モンタージュされた風景に、通奏低音のような狂気のノイズを奏でるピアニストが加わる。
実際このピアニスト(Sévrine Chavrier)は目を見張るものがあって、演技と音楽を完全にものにしている。
ピアノを壊す勢いで長い長い弦を木片で弾いたり、うめきながら至るところを叩く狂乱の最中に、ほんの一節、鍵盤が高音域で奏でる小さく遠いメロディが、泣きたいくらい綺麗だった。
”世界が別の様相を帯びていた時へのノスタルジー”(Heiner Müller)とはこのことだと思う。

この人はピアノがない時でも、後ろの方に出てきてシャベルで土を掘ったりしていたが、高度に計算されたリズムで、素晴らしい生の効果音を生み出していた。

テクストを読む途切れがちな、どもった声も印象的。
感情のこもらない声で、混沌とした世界の背後から"Qui suis-je?
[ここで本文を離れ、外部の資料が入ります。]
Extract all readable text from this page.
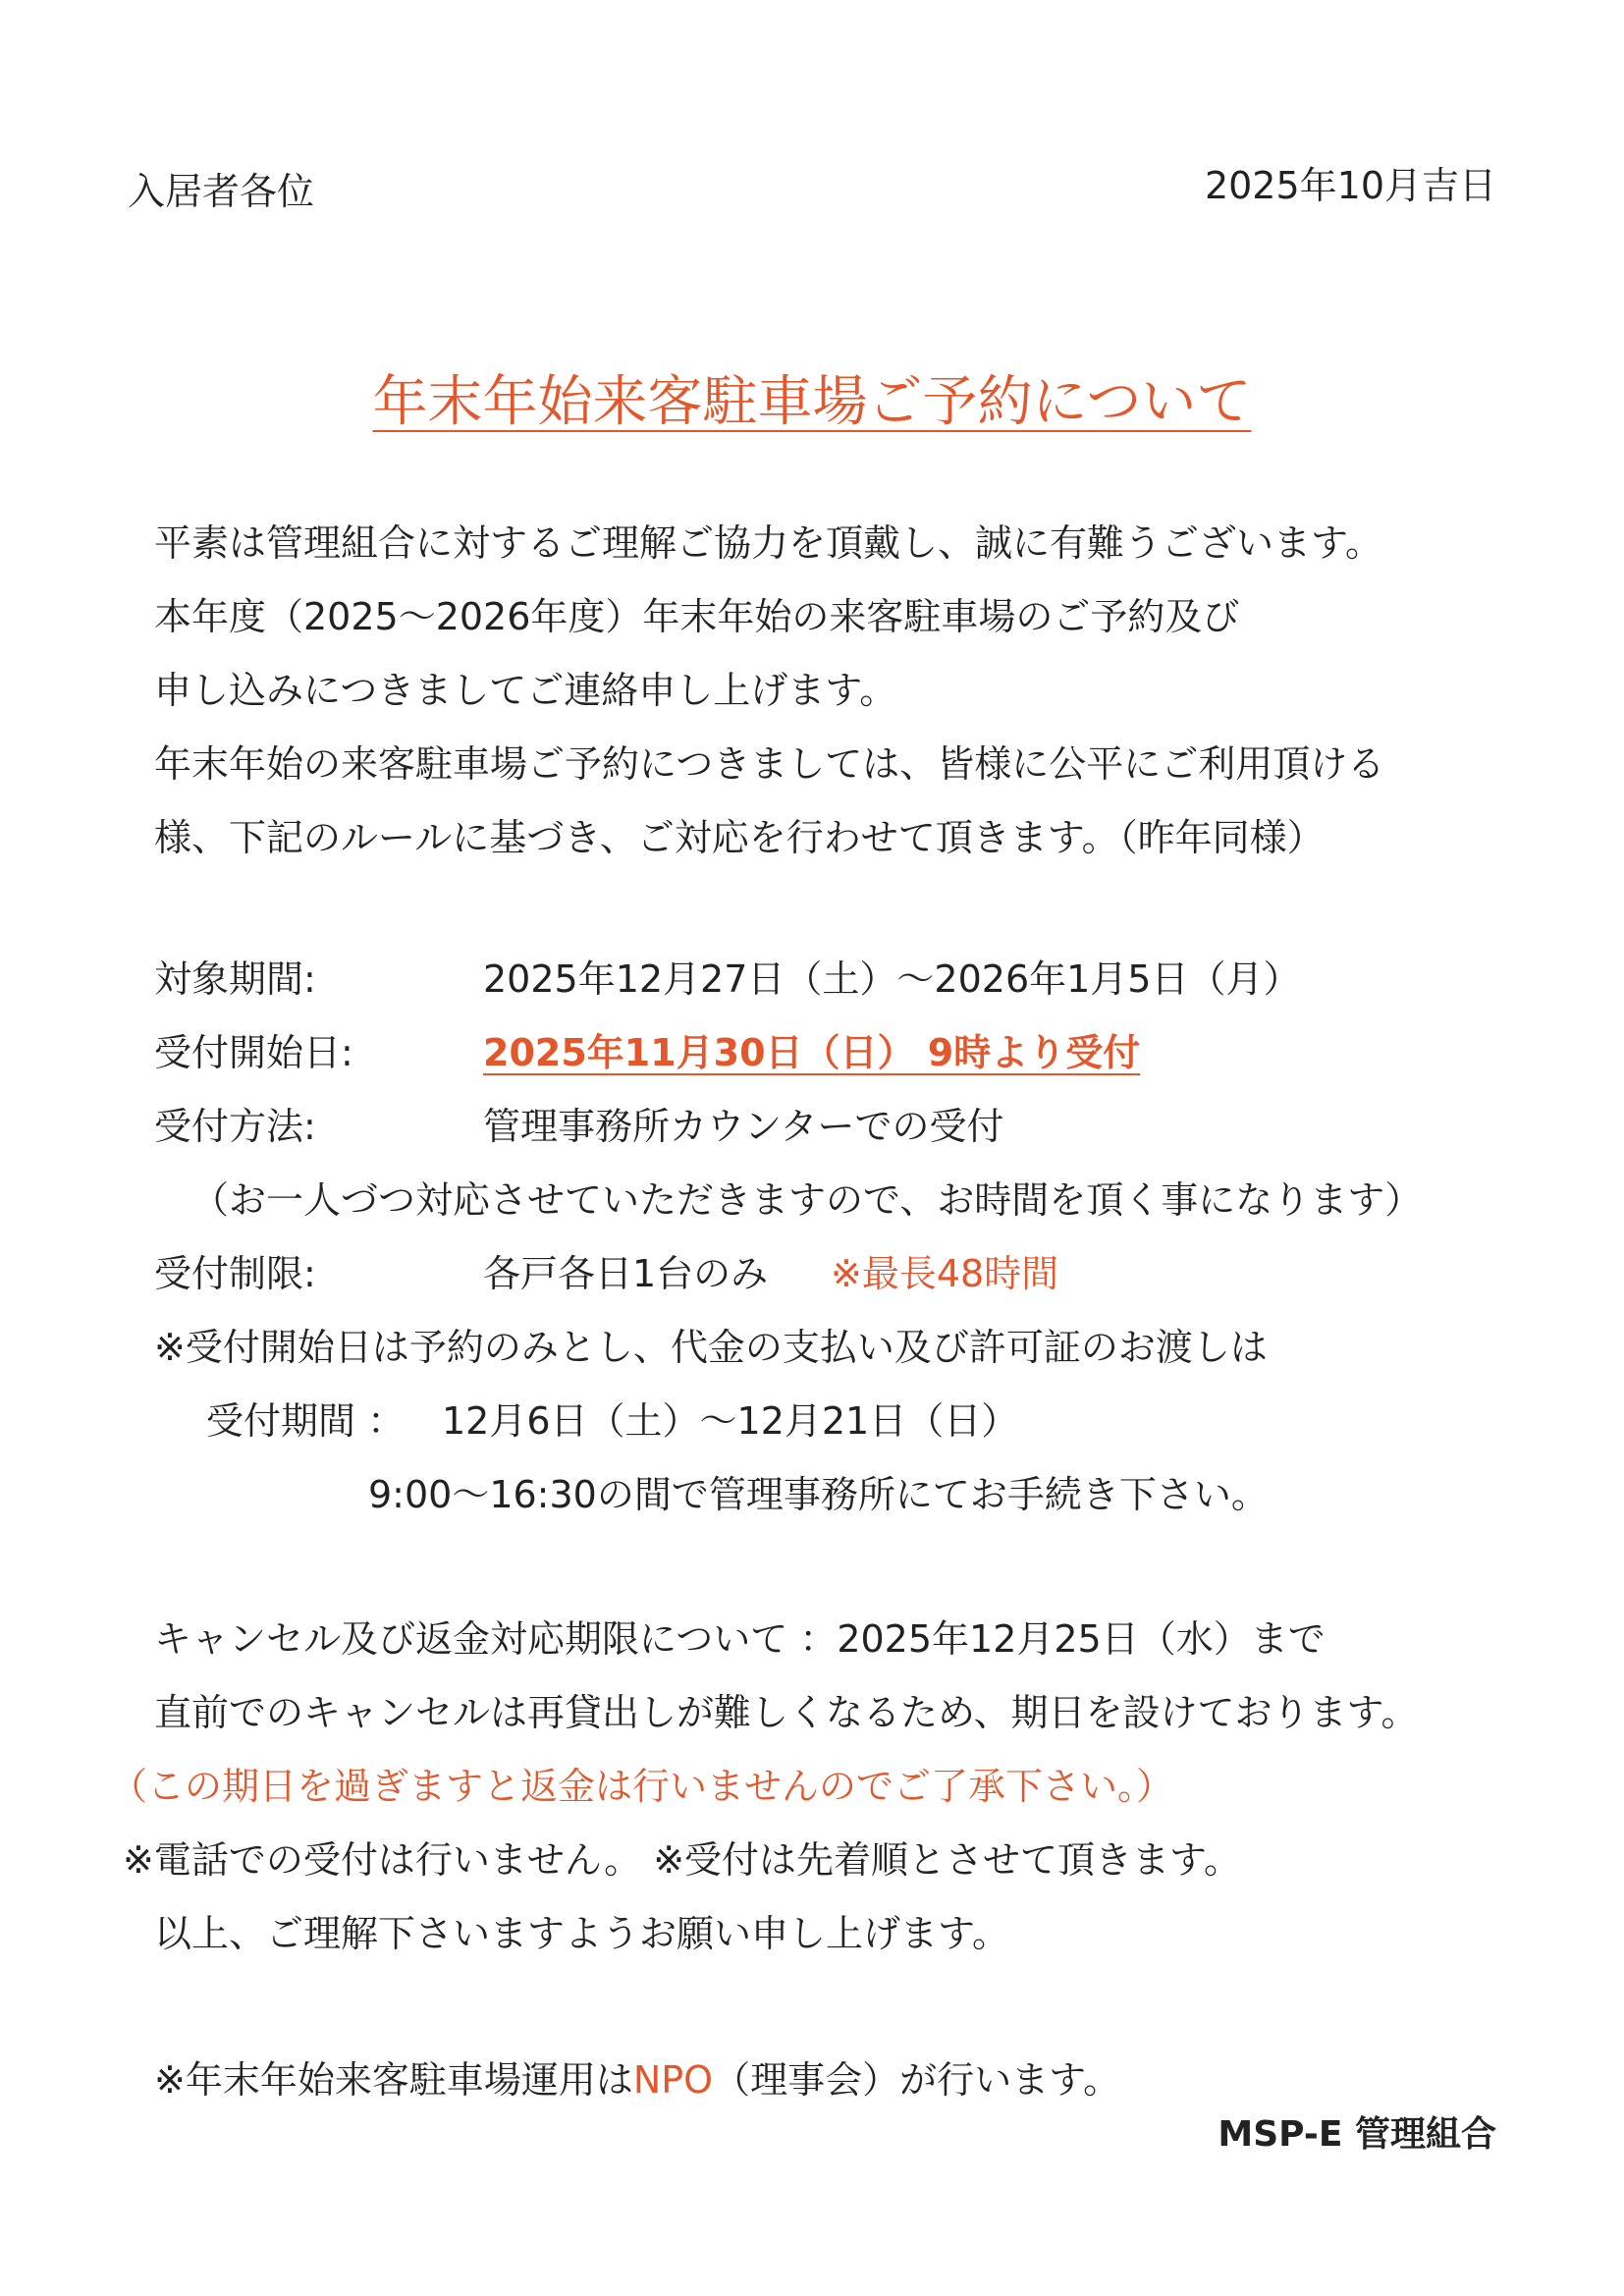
入居者各位	2025年10月吉日
年末年始来客駐車場ご予約について
平素は管理組合に対するご理解ご協力を頂戴し、誠に有難うございます。
本年度（2025～2026年度）年末年始の来客駐車場のご予約及び
申し込みにつきましてご連絡申し上げます。
年末年始の来客駐車場ご予約につきましては、皆様に公平にご利用頂ける
様、下記のルールに基づき、ご対応を行わせて頂きます。（昨年同様）
対象期間:	2025年12月27日（土）～2026年1月5日（月）
受付開始日:	2025年11月30日（日） 9時より受付
受付方法:	管理事務所カウンターでの受付
（お一人づつ対応させていただきますので、お時間を頂く事になります）
受付制限:	各戸各日1台のみ ※最長48時間
※受付開始日は予約のみとし、代金の支払い及び許可証のお渡しは
受付期間 ： 12月6日（土）～12月21日（日）
9:00～16:30の間で管理事務所にてお手続き下さい。
キャンセル及び返金対応期限について ：2025年12月25日（水）まで
直前でのキャンセルは再貸出しが難しくなるため、期日を設けております。
（この期日を過ぎますと返金は行いませんのでご了承下さい。）
※電話での受付は行いません。 ※受付は先着順とさせて頂きます。
以上、ご理解下さいますようお願い申し上げます。
※年末年始来客駐車場運用はNPO（理事会）が行います。
MSP-E 管理組合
Qui? Moi, moi, moi ..."などと響いてくる。

あるいは、"Nous sommes incapables de représenter"という明言が、観客がまさにそう感じた瞬間に、すっと降ってきたりする。
世界はもう、断片化されたノスタルジーという形でしか再現されえないのか。
現実はすでに、フィクションの領域を超えてしまったのだ・・・

パンフレットを読むと、またしてもapocalypseの文字。
どうやら今期、フランスの劇場は”起きてしまった悲劇”を再現することの不可能性や、その意義について模索しているようである。